Over the years, the TWU has supported both Democratic and Republican party politicians, including the current New York state Governor Cuomo, a Democrat. Cuomo essentially runs the MTA, which is a state agency. He has condemned transit workers as “overtime criminals” and has called for 500 new cops to catch so-called “fare beaters”.

With this contract, the TWU has been transformed into a paid-off agent of the MTA. In this respect, it is following the footsteps of other pro-capitalist and nationalist unions around the world, from the GGT in France, which is subsidized by the government and is attempting to sell out the massive strikes against pension cuts, to the United Auto Workers whose top officials have been convicted of taking millions in bribes in exchange for signing pro-company sweetheart contracts and embezzling union dues.

The transit authority, which is a public agency, is not legally able to hand out money to union officials in the form of direct bribes.

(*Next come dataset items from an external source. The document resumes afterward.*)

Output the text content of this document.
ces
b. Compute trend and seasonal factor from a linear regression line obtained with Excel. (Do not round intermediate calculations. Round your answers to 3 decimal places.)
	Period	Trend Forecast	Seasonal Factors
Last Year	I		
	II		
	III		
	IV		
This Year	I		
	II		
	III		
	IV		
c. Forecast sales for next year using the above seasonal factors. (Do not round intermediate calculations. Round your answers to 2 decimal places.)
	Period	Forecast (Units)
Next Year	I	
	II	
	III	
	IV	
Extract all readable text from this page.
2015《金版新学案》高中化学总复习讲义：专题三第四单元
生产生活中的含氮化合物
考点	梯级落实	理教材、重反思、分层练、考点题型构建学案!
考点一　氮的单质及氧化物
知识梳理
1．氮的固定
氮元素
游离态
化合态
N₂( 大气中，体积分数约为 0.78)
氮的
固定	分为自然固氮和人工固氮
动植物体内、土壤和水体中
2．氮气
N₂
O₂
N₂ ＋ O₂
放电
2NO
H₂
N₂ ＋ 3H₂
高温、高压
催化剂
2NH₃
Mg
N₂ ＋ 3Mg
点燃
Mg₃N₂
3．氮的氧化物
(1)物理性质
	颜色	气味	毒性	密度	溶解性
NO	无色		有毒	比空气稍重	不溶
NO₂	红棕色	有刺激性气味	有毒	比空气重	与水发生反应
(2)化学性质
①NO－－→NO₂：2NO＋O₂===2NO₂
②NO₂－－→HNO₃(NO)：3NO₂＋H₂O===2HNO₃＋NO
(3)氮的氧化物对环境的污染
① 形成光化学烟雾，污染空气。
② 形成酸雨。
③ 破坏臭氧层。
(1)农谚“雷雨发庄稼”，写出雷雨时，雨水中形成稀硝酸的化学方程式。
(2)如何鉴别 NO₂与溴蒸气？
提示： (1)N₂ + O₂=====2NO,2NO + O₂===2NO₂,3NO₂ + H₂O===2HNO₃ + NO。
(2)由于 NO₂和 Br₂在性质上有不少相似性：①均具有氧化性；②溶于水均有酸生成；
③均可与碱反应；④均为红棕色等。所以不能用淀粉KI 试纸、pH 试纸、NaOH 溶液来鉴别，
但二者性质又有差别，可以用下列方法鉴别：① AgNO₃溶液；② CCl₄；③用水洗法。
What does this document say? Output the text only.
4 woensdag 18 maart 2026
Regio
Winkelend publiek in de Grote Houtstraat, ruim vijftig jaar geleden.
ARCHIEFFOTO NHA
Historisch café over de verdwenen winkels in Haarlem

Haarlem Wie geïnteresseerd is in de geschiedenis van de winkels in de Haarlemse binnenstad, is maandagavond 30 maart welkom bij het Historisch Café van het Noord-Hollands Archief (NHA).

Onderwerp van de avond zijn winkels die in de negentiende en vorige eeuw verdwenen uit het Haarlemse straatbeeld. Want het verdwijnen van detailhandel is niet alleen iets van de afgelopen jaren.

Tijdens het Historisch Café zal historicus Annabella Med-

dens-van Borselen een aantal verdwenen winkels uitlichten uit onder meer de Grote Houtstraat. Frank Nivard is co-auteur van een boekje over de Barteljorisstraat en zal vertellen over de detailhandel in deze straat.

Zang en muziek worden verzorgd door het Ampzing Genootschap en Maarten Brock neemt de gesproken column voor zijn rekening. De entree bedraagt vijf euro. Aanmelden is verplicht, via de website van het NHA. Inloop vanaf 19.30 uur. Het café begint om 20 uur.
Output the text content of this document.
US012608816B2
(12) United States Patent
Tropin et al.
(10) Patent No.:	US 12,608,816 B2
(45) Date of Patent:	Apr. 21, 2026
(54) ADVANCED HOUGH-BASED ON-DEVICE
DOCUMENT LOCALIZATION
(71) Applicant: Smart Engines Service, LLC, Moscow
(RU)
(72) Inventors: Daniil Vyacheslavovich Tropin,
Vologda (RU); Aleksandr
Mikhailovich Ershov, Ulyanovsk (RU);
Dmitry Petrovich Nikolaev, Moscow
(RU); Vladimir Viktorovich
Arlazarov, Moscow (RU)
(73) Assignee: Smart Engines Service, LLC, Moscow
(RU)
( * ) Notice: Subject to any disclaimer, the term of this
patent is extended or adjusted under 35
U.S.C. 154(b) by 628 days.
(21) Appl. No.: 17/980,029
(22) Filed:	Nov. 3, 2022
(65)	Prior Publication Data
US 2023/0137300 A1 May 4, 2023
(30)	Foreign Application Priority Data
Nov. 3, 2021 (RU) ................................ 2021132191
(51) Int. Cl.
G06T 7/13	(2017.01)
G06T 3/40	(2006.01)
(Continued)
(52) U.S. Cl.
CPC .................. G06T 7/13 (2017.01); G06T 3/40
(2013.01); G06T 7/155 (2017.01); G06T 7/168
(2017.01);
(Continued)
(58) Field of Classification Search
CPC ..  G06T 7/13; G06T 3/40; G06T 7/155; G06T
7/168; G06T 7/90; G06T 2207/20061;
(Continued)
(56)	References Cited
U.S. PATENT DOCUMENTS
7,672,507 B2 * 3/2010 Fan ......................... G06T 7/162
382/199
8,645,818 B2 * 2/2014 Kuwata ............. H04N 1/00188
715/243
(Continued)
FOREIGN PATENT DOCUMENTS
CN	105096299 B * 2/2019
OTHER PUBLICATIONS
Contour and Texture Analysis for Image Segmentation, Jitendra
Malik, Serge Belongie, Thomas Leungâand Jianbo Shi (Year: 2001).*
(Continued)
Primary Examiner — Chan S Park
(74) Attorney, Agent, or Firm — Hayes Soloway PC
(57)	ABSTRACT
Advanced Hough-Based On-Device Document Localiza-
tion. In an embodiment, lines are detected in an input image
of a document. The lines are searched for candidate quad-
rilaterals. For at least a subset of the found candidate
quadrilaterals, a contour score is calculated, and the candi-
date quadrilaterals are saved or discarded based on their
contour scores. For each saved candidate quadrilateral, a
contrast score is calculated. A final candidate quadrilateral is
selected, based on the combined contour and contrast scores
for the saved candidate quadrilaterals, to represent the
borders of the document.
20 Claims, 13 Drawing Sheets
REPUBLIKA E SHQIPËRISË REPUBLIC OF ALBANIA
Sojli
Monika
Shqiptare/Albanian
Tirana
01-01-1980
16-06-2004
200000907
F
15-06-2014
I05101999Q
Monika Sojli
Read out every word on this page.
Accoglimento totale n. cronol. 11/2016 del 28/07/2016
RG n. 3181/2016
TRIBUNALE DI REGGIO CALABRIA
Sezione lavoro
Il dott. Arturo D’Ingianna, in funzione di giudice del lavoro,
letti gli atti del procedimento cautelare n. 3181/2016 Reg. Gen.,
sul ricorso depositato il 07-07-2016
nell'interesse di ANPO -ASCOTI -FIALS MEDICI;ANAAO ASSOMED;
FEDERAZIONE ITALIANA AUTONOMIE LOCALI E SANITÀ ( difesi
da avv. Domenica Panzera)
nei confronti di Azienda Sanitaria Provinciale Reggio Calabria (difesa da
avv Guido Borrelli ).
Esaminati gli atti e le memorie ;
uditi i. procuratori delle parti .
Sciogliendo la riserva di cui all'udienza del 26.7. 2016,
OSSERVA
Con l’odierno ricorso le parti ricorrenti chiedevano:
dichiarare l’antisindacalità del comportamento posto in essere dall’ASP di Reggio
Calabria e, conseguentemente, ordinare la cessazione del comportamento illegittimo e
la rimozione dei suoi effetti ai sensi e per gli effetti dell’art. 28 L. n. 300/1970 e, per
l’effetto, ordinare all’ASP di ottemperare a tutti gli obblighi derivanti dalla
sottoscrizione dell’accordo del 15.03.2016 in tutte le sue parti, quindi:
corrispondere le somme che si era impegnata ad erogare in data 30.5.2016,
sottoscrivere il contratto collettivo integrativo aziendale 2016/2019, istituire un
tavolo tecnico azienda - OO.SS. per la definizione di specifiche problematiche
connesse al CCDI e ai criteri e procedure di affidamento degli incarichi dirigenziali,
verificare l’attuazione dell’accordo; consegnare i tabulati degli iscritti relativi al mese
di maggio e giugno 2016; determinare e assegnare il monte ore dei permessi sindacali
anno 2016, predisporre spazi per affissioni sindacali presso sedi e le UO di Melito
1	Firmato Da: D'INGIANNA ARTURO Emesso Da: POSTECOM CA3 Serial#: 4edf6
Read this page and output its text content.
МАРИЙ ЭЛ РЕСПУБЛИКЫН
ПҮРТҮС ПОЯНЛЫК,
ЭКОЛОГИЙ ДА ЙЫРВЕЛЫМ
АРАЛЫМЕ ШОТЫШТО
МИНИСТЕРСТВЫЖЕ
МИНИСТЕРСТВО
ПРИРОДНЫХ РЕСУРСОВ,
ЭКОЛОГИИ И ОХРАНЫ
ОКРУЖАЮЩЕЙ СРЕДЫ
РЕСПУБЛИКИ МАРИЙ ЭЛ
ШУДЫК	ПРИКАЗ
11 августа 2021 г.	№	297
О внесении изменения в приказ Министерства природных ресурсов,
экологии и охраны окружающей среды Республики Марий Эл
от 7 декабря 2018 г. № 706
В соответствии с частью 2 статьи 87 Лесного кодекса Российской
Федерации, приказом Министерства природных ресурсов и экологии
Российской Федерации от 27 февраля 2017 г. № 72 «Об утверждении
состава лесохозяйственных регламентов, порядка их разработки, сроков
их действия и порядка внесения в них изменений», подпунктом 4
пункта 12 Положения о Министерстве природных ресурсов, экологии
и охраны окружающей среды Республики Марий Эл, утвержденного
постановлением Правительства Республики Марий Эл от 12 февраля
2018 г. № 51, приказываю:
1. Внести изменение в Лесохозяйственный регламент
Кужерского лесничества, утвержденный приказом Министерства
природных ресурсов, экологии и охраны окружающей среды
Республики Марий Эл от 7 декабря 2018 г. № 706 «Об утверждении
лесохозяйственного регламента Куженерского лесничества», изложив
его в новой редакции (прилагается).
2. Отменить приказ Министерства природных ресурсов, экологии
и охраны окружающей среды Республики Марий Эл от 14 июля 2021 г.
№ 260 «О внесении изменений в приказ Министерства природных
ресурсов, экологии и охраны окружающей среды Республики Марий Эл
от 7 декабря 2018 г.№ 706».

Instead, through the provisions in the new contract, the MTA will divert a portion of its massive savings to the TWU, which will have a financial incentive to increase the rate of exploitation of the workforce.

If the membership had voted down the deal, the union would have proceeded to impose it or some version of it by using arbitration provisions contained in the state’s anti-worker Taylor Law, which prohibits strikes by public employees. The huge number of workers who did not vote indicates that they understand this reality.

Transit workers are debating what to do now. Some have discussed forming another union and other various kinds of protests and appeals to the MTA or to the state. Some feel that a new leadership can be elected that would reform the union. But none of these solutions will affect any change at all.

The TWU, like the UAW and other unions, completely accept and support the capitalist system. This means imposing unending austerity on workers to fuel the ever expanding stock market bubble, as seen with the Dow Jones hitting 29,000 points Wednesday.

The driving force behind this concession deal is the increasingly out-of-control bond debt of the MTA and the need to pay off the banks and the wealthy bondholders. This debt burden is now about $44 billion and growing exponentially. It is part and parcel of the almost $4 trillion US municipal bond debt, itself an expression of the fact that the entire capitalist system is kept afloat solely due to an astronomical amount of debt, for which the corporate heads and their political representatives in both major parties are determined to make the working class pay.

That is why the fight to secure a decent standard of living for transit workers, or to guarantee any other social right, from high quality public education to affordable health care and a secure retirement, is not possible without a political struggle by the working class against the capitalist system and for a radical redistribution of society’s wealth. This means the fight for socialist policies, including the expropriation of the private fortunes of the super-rich and the transformation of the Wall Street banks into public enterprises collectively owned and democratically controlled by the working class.

Transit workers need a new organization of struggle: rank-and-file workplace committees, independent of the TWU and other pro-capitalist unions, which are committed to fight for what workers and their families need not what the big business politicians say is affordable. These committees must unite transit workers with teachers and other city workers and the millions of working class people in New York, throughout the US and internationally to begin an industrial and political counter-offensive against the capitalist system.